La loi de l’évolution de l’acteur ou comment l’acteur survit dans nos sociétés consensuelles

Publié le par lerepondeur



L’acteur est un zèbre. Ses rayures sont du plus bel effet dans nos savanes modernes. Certes, il est plus court sur pattes que son cousin le cheval mais en troupeau, il se sent beau et fort. Et il a raison. Il est protégé lors de l’attaque des grands fauves par l’effet stroboscopique de la fuite. Oui, stroboscopique.
Le cheval, lui, ne saurait créer cette sensation de flou dans le regard des grands fauves et ne pourrait survivre dans nos savanes. Pas d’effet stroboscopique chez le cheval. Le cheval a d’ailleurs disparu des savanes.
L’accentuation des rayures du zèbre est corrélative au degré d’ouverture de nos sociétés à l’expression artistique officielle. Sans rayures, l’acteur est seul, condamné à mourir, ignoré par le troupeau, et finalement dévoré par les grands fauves dans l’indifférence la plus totale. Plus il y a de rayures, plus il est accepté par ses congénères et plus il bénéficie de cette bienveillance des grands fauves. Tant qu’il peut bien sûr, galoper avec les autres et assurer dans le regard des fauves cet effet visuel. Ce flou dans leurs yeux, ce beau flou artistique qui sans être différent n’est jamais tout à fait le même.
Alors tout est pour le mieux. Nos jungles urbaines, devenues des savanes, tellement transparentes, ont rendu l’art de s’exprimer celui de se camoufler, de se camoufler de façon grégaire. En effet, seul le camouflage de façon grégaire permet aux zèbres de créer ce flou, cet effet stroboscopique. Les acteurs-zèbres y excellent à la différence de nous, des autres, des gnous. Pas d’effet stroboscopique chez les gnous. Pas plus de volonté d’ailleurs de s’exprimer différemment.
Pourtant les zèbres pourraient être moins courts sur pattes, exprimer leur nature de cheval, galoper seuls, à grande vitesse et imposer aux grands fauves, une diversité, une nouveauté, sans pour autant tous se faire bouffer.

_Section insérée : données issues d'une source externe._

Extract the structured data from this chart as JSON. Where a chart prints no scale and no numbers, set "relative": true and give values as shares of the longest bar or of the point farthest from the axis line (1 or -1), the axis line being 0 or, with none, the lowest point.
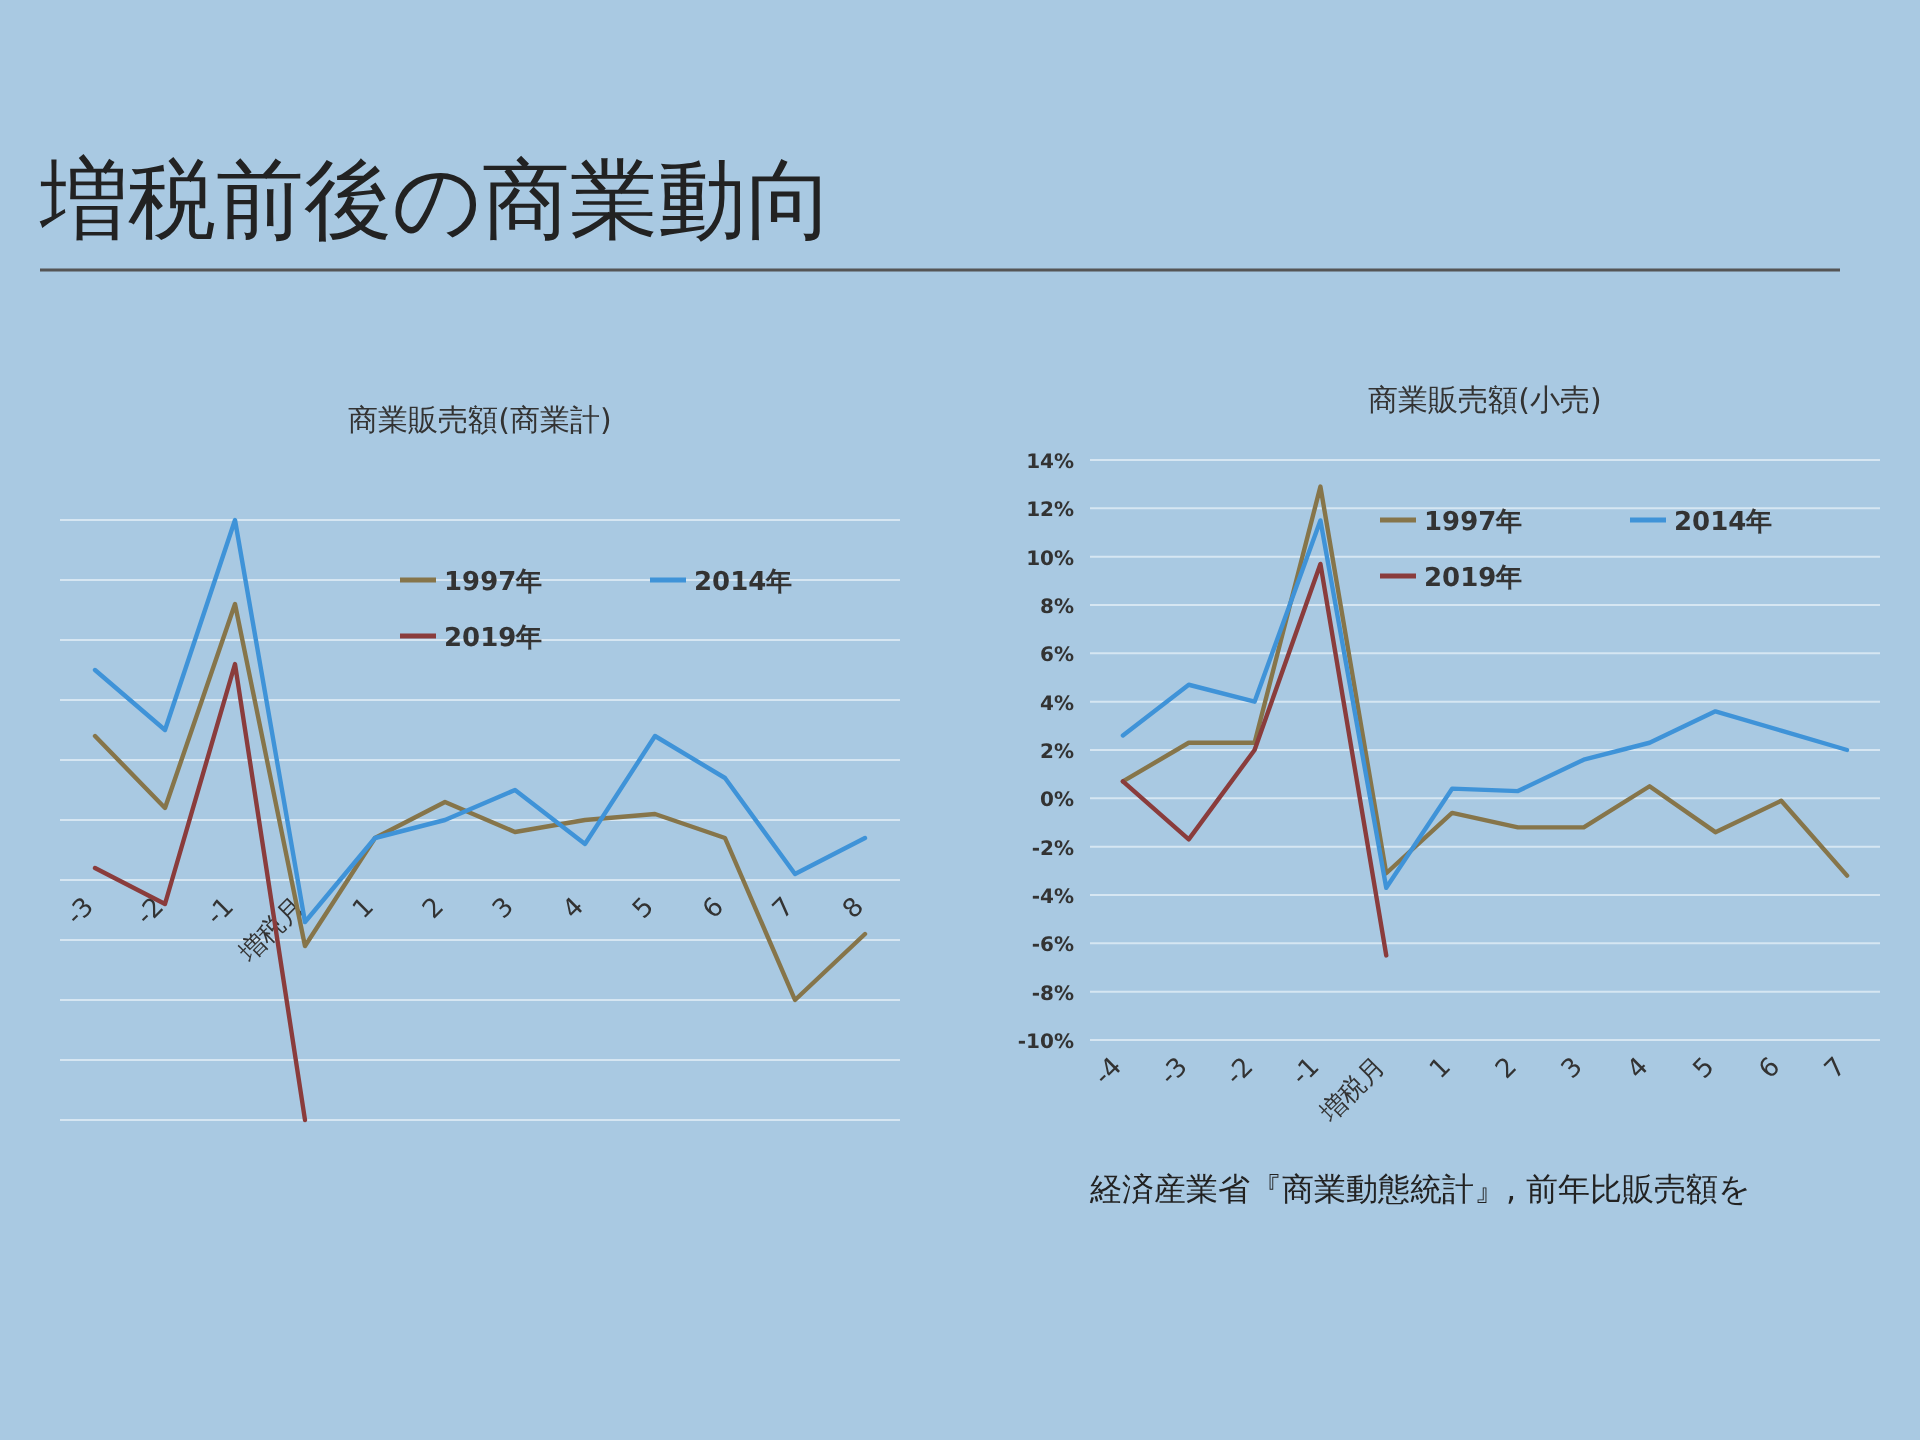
{
  "chart_data": [
    {
      "type": "other",
      "title": "増税前後の商業動向"
    },
    {
      "type": "line",
      "title": "商業販売額(商業計)",
      "relative": true,
      "grid": true,
      "legend": "top right",
      "marker": "none",
      "line_style": "solid",
      "categories": [
        "-3",
        "-2",
        "-1",
        "増税月",
        "1",
        "2",
        "3",
        "4",
        "5",
        "6",
        "7",
        "8"
      ],
      "series": [
        {
          "name": "1997年",
          "color": "#86754a",
          "values": [
            0.64,
            0.52,
            0.86,
            0.29,
            0.47,
            0.53,
            0.48,
            0.5,
            0.51,
            0.47,
            0.2,
            0.31
          ]
        },
        {
          "name": "2014年",
          "color": "#3f93d8",
          "values": [
            0.75,
            0.65,
            1,
            0.33,
            0.47,
            0.5,
            0.55,
            0.46,
            0.64,
            0.57,
            0.41,
            0.47
          ]
        },
        {
          "name": "2019年",
          "color": "#8a3c3c",
          "values": [
            0.42,
            0.36,
            0.76,
            0,
            null,
            null,
            null,
            null,
            null,
            null,
            null,
            null
          ]
        }
      ]
    },
    {
      "type": "line",
      "title": "商業販売額(小売)",
      "grid": "y",
      "legend": "top right",
      "marker": "none",
      "line_style": "solid",
      "ylim": [
        -10,
        14
      ],
      "yticks": [
        {
          "value": -10,
          "label": "-10%"
        },
        {
          "value": -8,
          "label": "-8%"
        },
        {
          "value": -6,
          "label": "-6%"
        },
        {
          "value": -4,
          "label": "-4%"
        },
        {
          "value": -2,
          "label": "-2%"
        },
        {
          "value": 0,
          "label": "0%"
        },
        {
          "value": 2,
          "label": "2%"
        },
        {
          "value": 4,
          "label": "4%"
        },
        {
          "value": 6,
          "label": "6%"
        },
        {
          "value": 8,
          "label": "8%"
        },
        {
          "value": 10,
          "label": "10%"
        },
        {
          "value": 12,
          "label": "12%"
        },
        {
          "value": 14,
          "label": "14%"
        }
      ],
      "categories": [
        "-4",
        "-3",
        "-2",
        "-1",
        "増税月",
        "1",
        "2",
        "3",
        "4",
        "5",
        "6",
        "7"
      ],
      "series": [
        {
          "name": "1997年",
          "color": "#86754a",
          "values": [
            0.7,
            2.3,
            2.3,
            12.9,
            -3.1,
            -0.6,
            -1.2,
            -1.2,
            0.5,
            -1.4,
            -0.1,
            -3.2
          ]
        },
        {
          "name": "2014年",
          "color": "#3f93d8",
          "values": [
            2.6,
            4.7,
            4.0,
            11.5,
            -3.7,
            0.4,
            0.3,
            1.6,
            2.3,
            3.6,
            2.8,
            2.0
          ]
        },
        {
          "name": "2019年",
          "color": "#8a3c3c",
          "values": [
            0.7,
            -1.7,
            2.0,
            9.7,
            -6.5,
            null,
            null,
            null,
            null,
            null,
            null,
            null
          ]
        }
      ],
      "annotations": [
        "経済産業省『商業動態統計』, 前年比販売額を"
      ]
    }
  ]
}
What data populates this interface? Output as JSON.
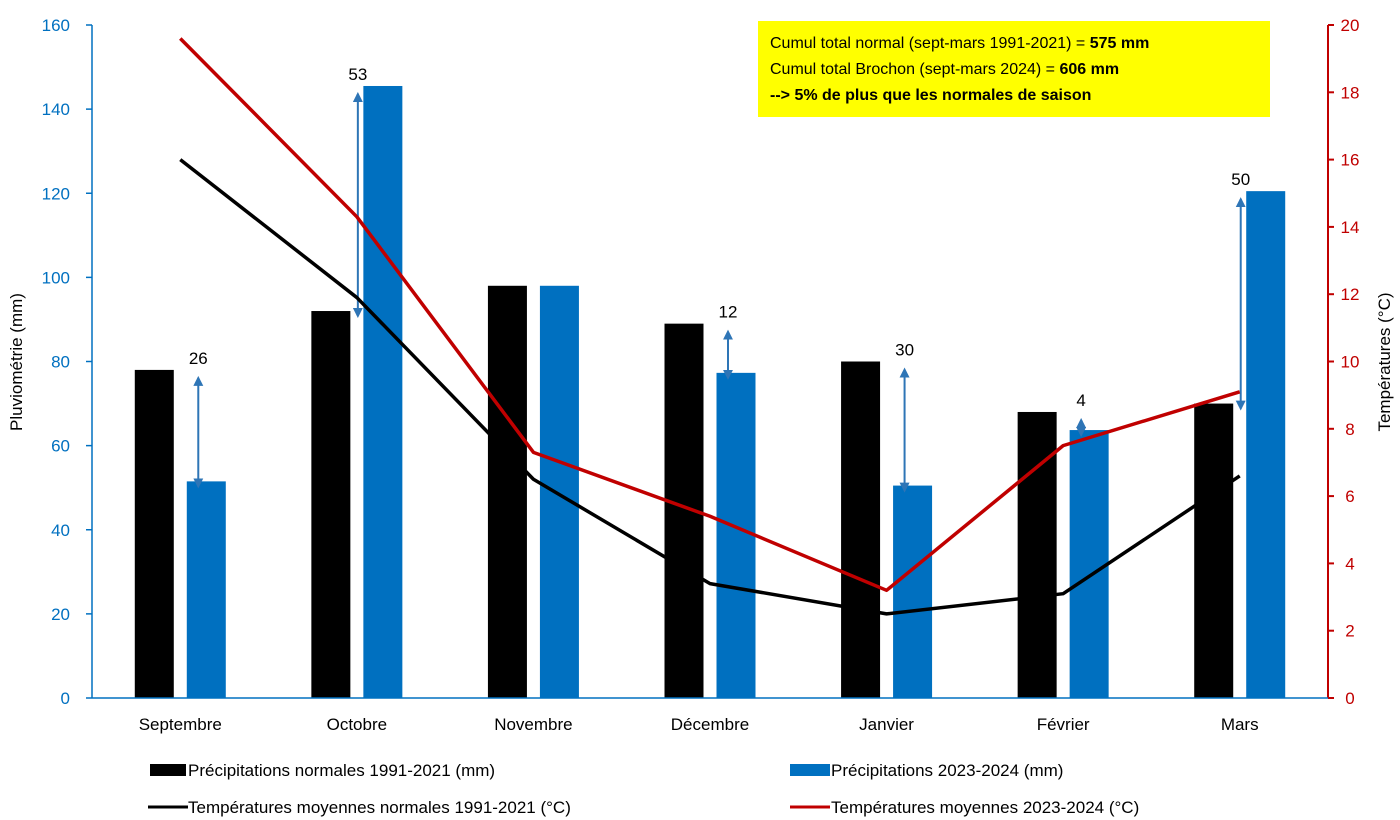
{
  "chart_data": {
    "type": "bar",
    "categories": [
      "Septembre",
      "Octobre",
      "Novembre",
      "Décembre",
      "Janvier",
      "Février",
      "Mars"
    ],
    "series": [
      {
        "name": "Précipitations normales 1991-2021 (mm)",
        "kind": "bar",
        "axis": "left",
        "color": "#000000",
        "values": [
          78,
          92,
          98,
          89,
          80,
          68,
          70
        ]
      },
      {
        "name": "Précipitations 2023-2024 (mm)",
        "kind": "bar",
        "axis": "left",
        "color": "#0070C0",
        "values": [
          51.5,
          145.5,
          98,
          77.3,
          50.5,
          63.7,
          120.5
        ]
      },
      {
        "name": "Températures moyennes normales 1991-2021 (°C)",
        "kind": "line",
        "axis": "right",
        "color": "#000000",
        "values": [
          16,
          11.9,
          6.5,
          3.4,
          2.5,
          3.1,
          6.6
        ]
      },
      {
        "name": "Températures moyennes 2023-2024 (°C)",
        "kind": "line",
        "axis": "right",
        "color": "#C00000",
        "values": [
          19.6,
          14.3,
          7.3,
          5.4,
          3.2,
          7.5,
          9.1
        ]
      }
    ],
    "differences": [
      "26",
      "53",
      "",
      "12",
      "30",
      "4",
      "50"
    ],
    "ylabel": "Pluviométrie (mm)",
    "ylabel_right": "Températures (°C)",
    "ylim": [
      0,
      160
    ],
    "ylim_right": [
      0,
      20
    ],
    "yticks": [
      "0",
      "20",
      "40",
      "60",
      "80",
      "100",
      "120",
      "140",
      "160"
    ],
    "yticks_right": [
      "0",
      "2",
      "4",
      "6",
      "8",
      "10",
      "12",
      "14",
      "16",
      "18",
      "20"
    ],
    "grid": false,
    "legend_position": "bottom",
    "annotation": {
      "line1_prefix": "Cumul total normal (sept-mars 1991-2021) = ",
      "line1_value": "575 mm",
      "line2_prefix": "Cumul total Brochon (sept-mars 2024) = ",
      "line2_value": "606 mm",
      "line3": "--> 5% de plus que les normales de saison",
      "background": "#FFFF00"
    }
  }
}
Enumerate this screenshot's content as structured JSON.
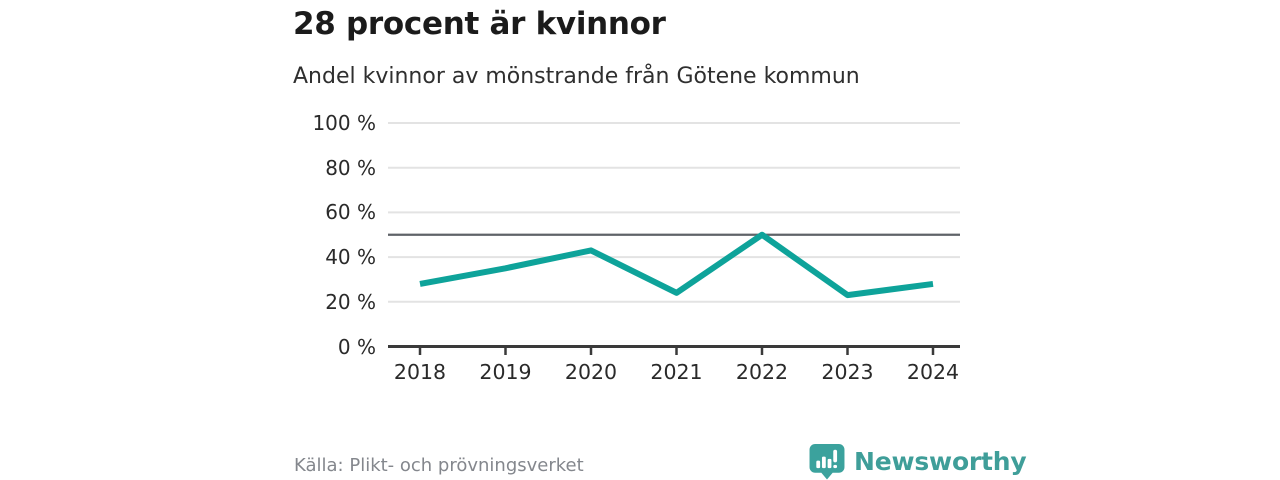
{
  "chart_data": {
    "type": "line",
    "title": "28 procent är kvinnor",
    "subtitle": "Andel kvinnor av mönstrande från Götene kommun",
    "categories": [
      "2018",
      "2019",
      "2020",
      "2021",
      "2022",
      "2023",
      "2024"
    ],
    "series": [
      {
        "name": "Andel kvinnor",
        "values": [
          28,
          35,
          43,
          24,
          50,
          23,
          28
        ]
      }
    ],
    "unit": "%",
    "ylim": [
      0,
      100
    ],
    "yticks": [
      0,
      20,
      40,
      60,
      80,
      100
    ],
    "ytick_labels": [
      "0 %",
      "20 %",
      "40 %",
      "60 %",
      "80 %",
      "100 %"
    ],
    "reference_line": 50,
    "grid": "horizontal",
    "legend": "none"
  },
  "footer": {
    "source": "Källa: Plikt- och prövningsverket",
    "brand": "Newsworthy"
  },
  "icons": {
    "brand_badge": "newsworthy-bar-chart-bubble-icon"
  },
  "colors": {
    "line": "#0ea39a",
    "grid": "#e3e3e3",
    "reference": "#5f6368",
    "axis": "#3a3a3a",
    "title_text": "#1b1b1b",
    "subtitle_text": "#2f2f2f",
    "tick_text": "#2a2a2a",
    "muted_text": "#84878d",
    "brand_teal": "#3f9e99",
    "badge_teal": "#3ba29d",
    "background": "#ffffff"
  }
}
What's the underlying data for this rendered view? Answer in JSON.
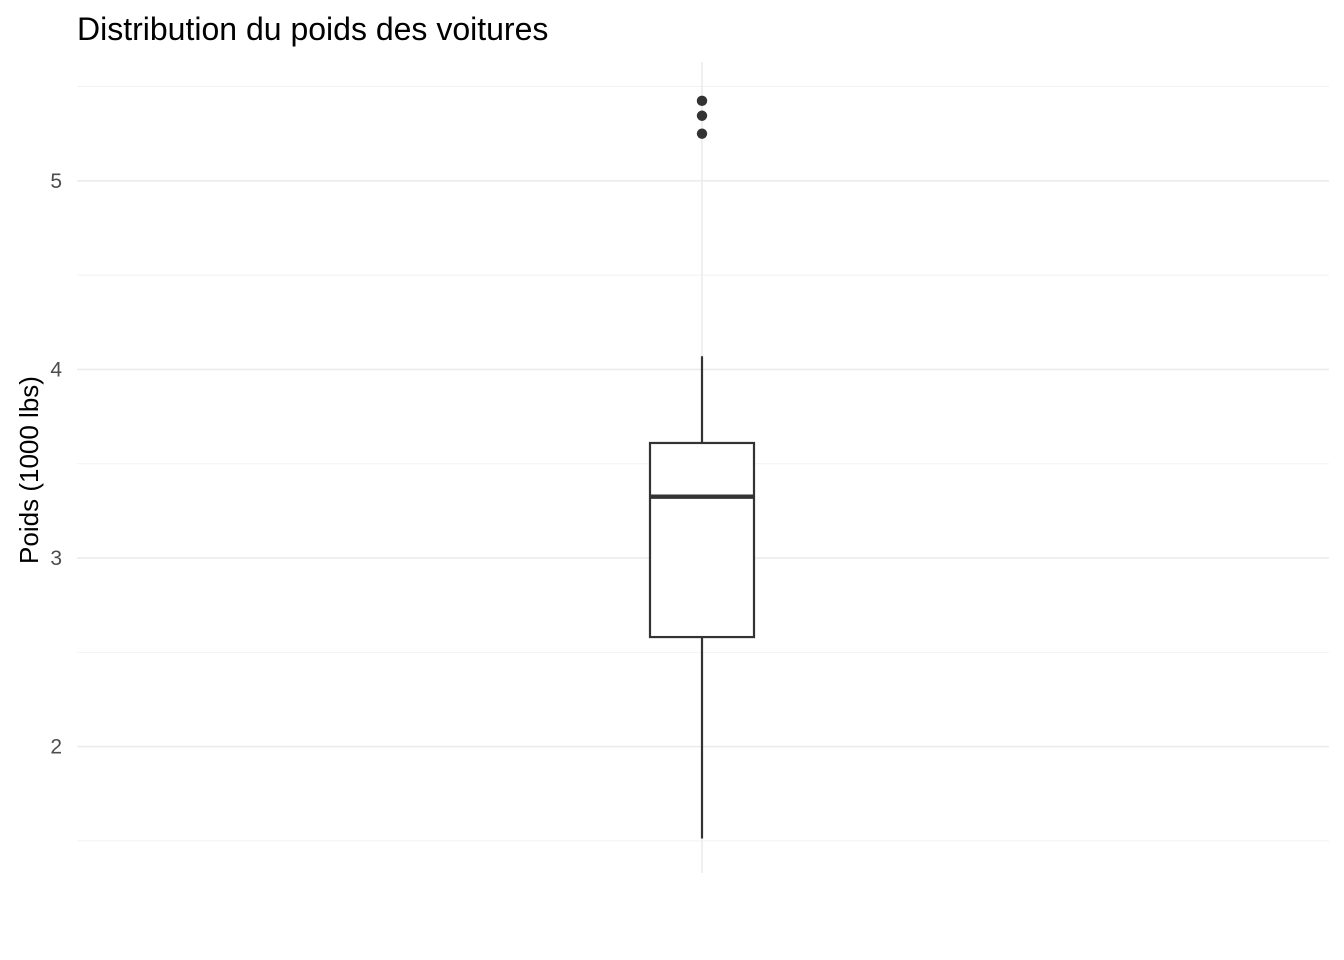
{
  "chart_data": {
    "type": "boxplot",
    "title": "Distribution du poids des voitures",
    "xlabel": "",
    "ylabel": "Poids (1000 lbs)",
    "ylim": [
      1.33,
      5.63
    ],
    "y_ticks": [
      2,
      3,
      4,
      5
    ],
    "y_tick_labels": [
      "2",
      "3",
      "4",
      "5"
    ],
    "y_minor_ticks": [
      1.5,
      2.5,
      3.5,
      4.5,
      5.5
    ],
    "x_tick_labels": [],
    "grid": true,
    "legend": "none",
    "box": {
      "whisker_low": 1.513,
      "q1": 2.581,
      "median": 3.325,
      "q3": 3.61,
      "whisker_high": 4.07,
      "outliers": [
        5.25,
        5.424,
        5.345
      ]
    },
    "colors": {
      "box_stroke": "#333333",
      "box_fill": "#ffffff",
      "outlier": "#333333",
      "grid": "#ebebeb"
    }
  }
}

Alors évidemment un peu de sciences économiques nous rappellera à l’instar d’Olson (1) que toute action collective a un coût pour l’individu (engagement, prise de risque, perte de temps, argent investi…) et des bénéfices ou avantages obtenus par l’action collective (protection sociale, augmentation de salaire, emploi…notoriété) et qu’il existe une tendance pour les membres d’un groupe à profiter du bénéfice d’une action collective en cherchant à payer le coût minimum, voire à échapper au coût de cette action. « Les grands groupes peuvent rester inorganisés et ne jamais passer à l’action même si un consensus sur les objectifs et les moyens existe. » (2). Dans un train, la fenêtre ouvre, tous ont intérêt à la fermer, mais aucun n’a intérêt à se lever pour la fermer car la probabilité de se faire prendre sa place est proportionnelle au nombre de personnes présentes dans le wagon.
Le seul moyen étant de trouver un mécène afin de porter l’action collective à son terme (à la différence des autres groupes où l’exécution de l’action n’est pas certaine). Ainsi, dans sa logique, seul le mécène paiera et tous les autres membres seront passagers clandestins (free rider). Qui va donc laisser sa place ?
Les zèbres sont-ils pour autant trop nombreux ? Leurs rayures finalement pas si moches ? Y-aura-t-il un zèbre capable de hennir et proposer des petits pois, du rose ou de l’écaille ? Que faire enfin si le mécène est un grand fauve ?
Dans cette loi de l’évolution de l’acteur-zèbre, l’effet stroboscopique a atteint ses limites. Il est temps de hennir et de démentir la loi de l’évolution de l’acteur dans nos sociétés consensuelles !

Eric Hertzler

[1] Olson Mansur, Logic of Collective Action, Harvard University Press, 1971. Traduction française : Logique de l’action collective, préface de Raymond Boudon, PU F, 1978 (2e éd. 1987)
[2] Olson M., op.citée. Plus précisément, plus un groupe est nombreux, plus la probabilité qu’il passe à l’acte est faible car la contribution marginale d’un membre à la réussite du groupe est décroissante.